デビューから半世紀を迎えたホラー漫画の重鎮、日野日出志(73)。SNS(交流サイト)での発信が話題を呼び、叙情をたたえた怪奇物語に再び注目が集まる。新境地に至った心境を聞いた。

「2018年にツイッターを始めたら、色々な人から反応があるのが面白くて創作意欲が刺激された」。埼玉の仕事場を訪ねると、そう語り出した。

SNS発信で注目

00年ごろから作品発表が減り、作風とも相まってカルト的な存在となっていた。それが近年一変。18年、経営難に陥った千葉県の銚子電気鉄道のために企画したスナック菓子「まずい棒」がヒットし、19年には15年ぶりの新作で初の絵本も刊行した。SNSを通して陽性のキャラクターを振りまき、新しいファンをつかんでいる。

1946年旧満州生まれ。67年にデビューし、雑誌「ガロ」などでアクの強い作品を発表してきた。人の残酷さや生きることの不条理さを感じさせる物語には国内外に熱心なファンがいる。

代表作「蔵六の奇病」(70年)は顔中にできものがある百姓の蔵六が主人公。うまく話せず、絵ばかり描いている蔵六は村中から嫌われ、森へ追い出されてしまう。孤独の中で母親への思慕を募らせながら、いつか色彩豊かな絵を描いてみたいと願い続ける。そんな主人公を襲うさらなる悲劇がつづられる。

見どころは登場人物に多くを語らせず、表情や風景、擬音・擬態語だけで進むクライマックスだろう。「最初は主人公に『つらい』『苦しい』と語らせていたが、だんだん自己弁護のように思えてきた。読者に想像してもらえるよう、主人公は話せない設定にして、説明をできるだけ抑えた」と日野は明かす。

幼少体験もとに

下敷きになったのは自身の幼少体験だ。「絵を描くのが好きで、小学校のときにクレヨンを買ってもらえることになった。友達のような24色入りを想像していたら、新聞紙にくるまれた小さな箱に6色しか入ってなくてね」。貧しくて親に文句も言えず、布団の中で忍び泣いたという。「たくさんの色を思う存分使って絵を描いてみたい」という願いを蔵六に重ねた。

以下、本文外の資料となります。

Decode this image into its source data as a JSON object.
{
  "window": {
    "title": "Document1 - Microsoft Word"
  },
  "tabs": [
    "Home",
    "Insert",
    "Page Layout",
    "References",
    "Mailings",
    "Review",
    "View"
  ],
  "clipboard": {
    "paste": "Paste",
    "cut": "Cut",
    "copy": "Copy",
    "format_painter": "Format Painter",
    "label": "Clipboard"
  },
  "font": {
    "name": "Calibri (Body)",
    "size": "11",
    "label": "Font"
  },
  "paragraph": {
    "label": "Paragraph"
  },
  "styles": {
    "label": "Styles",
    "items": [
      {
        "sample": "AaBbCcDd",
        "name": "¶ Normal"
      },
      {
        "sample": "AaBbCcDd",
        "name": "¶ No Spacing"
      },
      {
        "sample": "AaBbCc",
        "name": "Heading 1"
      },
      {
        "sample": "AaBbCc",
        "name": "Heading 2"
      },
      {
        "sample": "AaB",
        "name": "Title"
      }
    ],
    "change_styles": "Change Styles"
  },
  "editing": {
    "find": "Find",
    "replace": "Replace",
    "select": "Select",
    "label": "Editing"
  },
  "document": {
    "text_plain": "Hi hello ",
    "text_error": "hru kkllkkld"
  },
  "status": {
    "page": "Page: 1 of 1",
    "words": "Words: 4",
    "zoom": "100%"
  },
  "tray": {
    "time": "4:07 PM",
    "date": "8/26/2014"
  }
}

文芸評論家の清水正氏は「なぜ生まれてきたのか、死んだらどうなるのか、生きるとはどういうことなのか(中略)そういった永遠的な問題が『蔵六の奇病』という漫画一編の中に込められている」(寺井広樹著「日野日出志全仕事」)と高く評する。純文学とも相通じる普遍性が時代を超えて支持されているのだ。

高校時代は映画監督を夢見た。今のように誰でも簡単に動画を撮れる時代ではない。「漫画だったら紙とペンだけあれば」と方向転換。しかし「時代劇は考証を緻密にやらないとダメ。ギャグ漫画は赤塚不二夫という天才がいて、彼にはかなわない」(日野)。自分に残されているジャンルは何だろうと突き詰めたときに、思い浮かんだのが「叙情と怪奇」というキーワードだった。

「童話やおとぎ話に欠かせないファンタジー、日本の昔話に漂う叙情的な風景を取り込みながら怪奇作品を作ろうと思った」。映画から学んだセリフやカット割りの効果的な使い方も漫画に生きている。

大阪芸大で教壇に立つようになり、いつしか新作からは遠ざかっていたが、ツイッターのフォロワーと言葉を交わすうちに「自分の中でキャラクターが話し始めた。物語が動き出した」と振り返る。絵本をやりたいとつぶやいたら、後押しされて実現することに。

「過去の作品集が刊行されるなど、一体、自分の身に何が起きているのかという感じ」と笑う。「せっかくなのでできる範囲でやっていきたい」と古希を過ぎて第二の春を謳歌する。